Quelles sont à votre avis les prochaines grandes étapes pour le M2C ?

Avec l’acquisition des nouveaux équipements, nous pourrons commencer à opérer en 2021 et être actifs dans le domaine de l’impression 3D métal au troisième trimestre de la même année. Les partenaires scientifiques du centre ont acquis suffisamment de connaissances et d’expérience pour pouvoir guider des partenaires non experts et travailler avec eux. Nous souhaitons stimuler l’innovation et soutenir le transfert de technologie sans entrer en concurrence avec les entités privées déjà actives dans ce domaine. L’idée est de constituer une plateforme technologique qui permettra de créer de la valeur à travers le développement de nouveaux matériaux et procédés de fabrication et fournir un appui aux entreprises qui ne disposent pas des moyens et/ou de la compétence en interne, notamment en raison de leur positionnement stratégique actuel.
 

Que pensez-vous de l’élargissement des missions de Microcity Neuchâtel Innovation ?

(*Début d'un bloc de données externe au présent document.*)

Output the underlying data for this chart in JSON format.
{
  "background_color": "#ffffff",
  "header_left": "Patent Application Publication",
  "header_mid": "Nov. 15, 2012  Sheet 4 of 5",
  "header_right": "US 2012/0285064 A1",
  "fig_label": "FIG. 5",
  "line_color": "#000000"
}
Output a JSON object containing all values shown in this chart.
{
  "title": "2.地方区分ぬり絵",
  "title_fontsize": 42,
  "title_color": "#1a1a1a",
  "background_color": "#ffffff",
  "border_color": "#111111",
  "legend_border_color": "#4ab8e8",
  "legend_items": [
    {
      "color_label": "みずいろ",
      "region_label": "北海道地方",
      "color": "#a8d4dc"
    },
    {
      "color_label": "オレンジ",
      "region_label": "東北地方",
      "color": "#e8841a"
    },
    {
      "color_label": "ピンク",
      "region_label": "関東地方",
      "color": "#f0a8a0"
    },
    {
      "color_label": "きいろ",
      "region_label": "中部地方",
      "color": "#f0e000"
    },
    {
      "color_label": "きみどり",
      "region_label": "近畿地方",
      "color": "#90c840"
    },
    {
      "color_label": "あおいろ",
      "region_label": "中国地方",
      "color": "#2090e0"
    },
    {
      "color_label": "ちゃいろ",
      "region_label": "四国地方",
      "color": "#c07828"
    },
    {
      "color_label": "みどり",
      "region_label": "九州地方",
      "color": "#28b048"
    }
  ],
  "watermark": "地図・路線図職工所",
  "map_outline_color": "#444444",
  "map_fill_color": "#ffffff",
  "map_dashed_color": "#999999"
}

Je me réjouis des collaborations futures, qui sont d’autant plus importantes aujourd’hui avec la vitesse à laquelle se déroulent tous les changements. Avec notre économie très industrialisée et nos compétences uniques dans la miniaturisation, la haute précision et la sous-traitance, je suis persuadé que nous avons un potentiel de diversification encore énorme.